In the last few years, a few cremellos have been noted as having darker skin than might be expected. One of the first to gain widespread attention was the Morgan stallion Amberfields Desperado. Although many observers insisted that he could not possibly be a cremello with such dark skin and green eyes, his breeding record said that was exactly what he was. Another was the Quarter Horse stallion Peptocremzemal. When his dark skin caused some to question the validity of his tests, his owner took the step of having a test done by a second lab to prove that he really was a cremello. Cases like these have made it clear that while general rules about skin color are helpful for identifying most horses, there are individuals that deviate from the norm.
The horse in the top picture is another with somewhat atypical skin coloring. She is an amber champagne (bay with the champagne dilution) tobiano Paint. Here is a full-body shot of her.
And here is a shot that shows her reversed dappling. She had the metallic sheen seen on a lot of champagnes, so the dapples were hard to capture on film. In person they were even more pronounced.
The photos were taken back when champagne was only just beginning to be understood, so it didn’t register with me at the time that her skin – particularly her muzzle – was unusually pink for an older champagne. She was thirteen, which is long enough that most horses would have developed the “abundant dark freckles” associated with champagne. (For some great comparison shots of typical champagnes and other dilutions, this guide published by the International Champagne Horse Registry is an excellent resource.) For some reason, her skin was still pretty pale and free of extensive freckling.
Horses like this that do not follow the rules do make identification difficult, especially when the differences between the dilutions are already subtle, as least to the average horseman. After all, how different are these two noses?
That second nose belongs to this cremello filly.
Here is another shot that better shows the freckling on her skin.
It is even more pronounced under her tail.
It was surprising to me that she was so darkly freckled under her tail when she was mostly pink on her face and around her eyes. In the past I might have suspected that she was an ivory champagne (chestnut with both the cream and the champagne dilution), since they are more prone to freckling like this. In the United States, most crosses that might be used to produce a cremello (Saddlebreds, Quarter Horses, Walking Horses) also open the door to the possibility of champagne, too.

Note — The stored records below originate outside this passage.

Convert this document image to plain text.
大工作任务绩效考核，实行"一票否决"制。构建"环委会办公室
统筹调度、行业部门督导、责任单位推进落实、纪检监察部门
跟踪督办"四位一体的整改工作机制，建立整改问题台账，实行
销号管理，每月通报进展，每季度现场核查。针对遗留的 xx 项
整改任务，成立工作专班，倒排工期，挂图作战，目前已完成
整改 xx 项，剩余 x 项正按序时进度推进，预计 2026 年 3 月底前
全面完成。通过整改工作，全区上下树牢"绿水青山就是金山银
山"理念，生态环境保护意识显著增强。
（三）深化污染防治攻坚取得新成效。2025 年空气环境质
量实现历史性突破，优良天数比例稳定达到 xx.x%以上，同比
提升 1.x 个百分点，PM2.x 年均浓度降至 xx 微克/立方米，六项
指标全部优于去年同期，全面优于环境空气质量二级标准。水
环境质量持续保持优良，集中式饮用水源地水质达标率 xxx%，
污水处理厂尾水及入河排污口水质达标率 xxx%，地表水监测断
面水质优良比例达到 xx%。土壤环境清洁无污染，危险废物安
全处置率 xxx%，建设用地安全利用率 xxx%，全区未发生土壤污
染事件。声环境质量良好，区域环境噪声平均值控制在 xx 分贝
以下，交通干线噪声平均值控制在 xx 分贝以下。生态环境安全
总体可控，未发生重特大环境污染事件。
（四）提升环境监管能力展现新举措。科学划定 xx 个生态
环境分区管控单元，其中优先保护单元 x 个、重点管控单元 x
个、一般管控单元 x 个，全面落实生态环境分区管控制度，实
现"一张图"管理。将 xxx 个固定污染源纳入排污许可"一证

Yet her eyes were genuinely blue, not hazel or green, and her owners said her parents were dark-skinned palominos. (I should also mention that these pictures were taken when she was very, very dirty so some of the darker tones in the folds of her skin might be misleading.)
Here she is with her very pale palomino half-brother.
Before there were tests for cream and champagne (and for the more recently identified pearl), the only real way to be sure with horses like these was to look at the colors of the relatives and – if the horse had been used for breeding – offspring. The champagne mare at the top does have champagne siblings, including a younger sister that is officially registered as a gold champagne. Now tests can clear up questions about what a given horse carries, which may help those interested in color identification define the full range of what is possible within each color.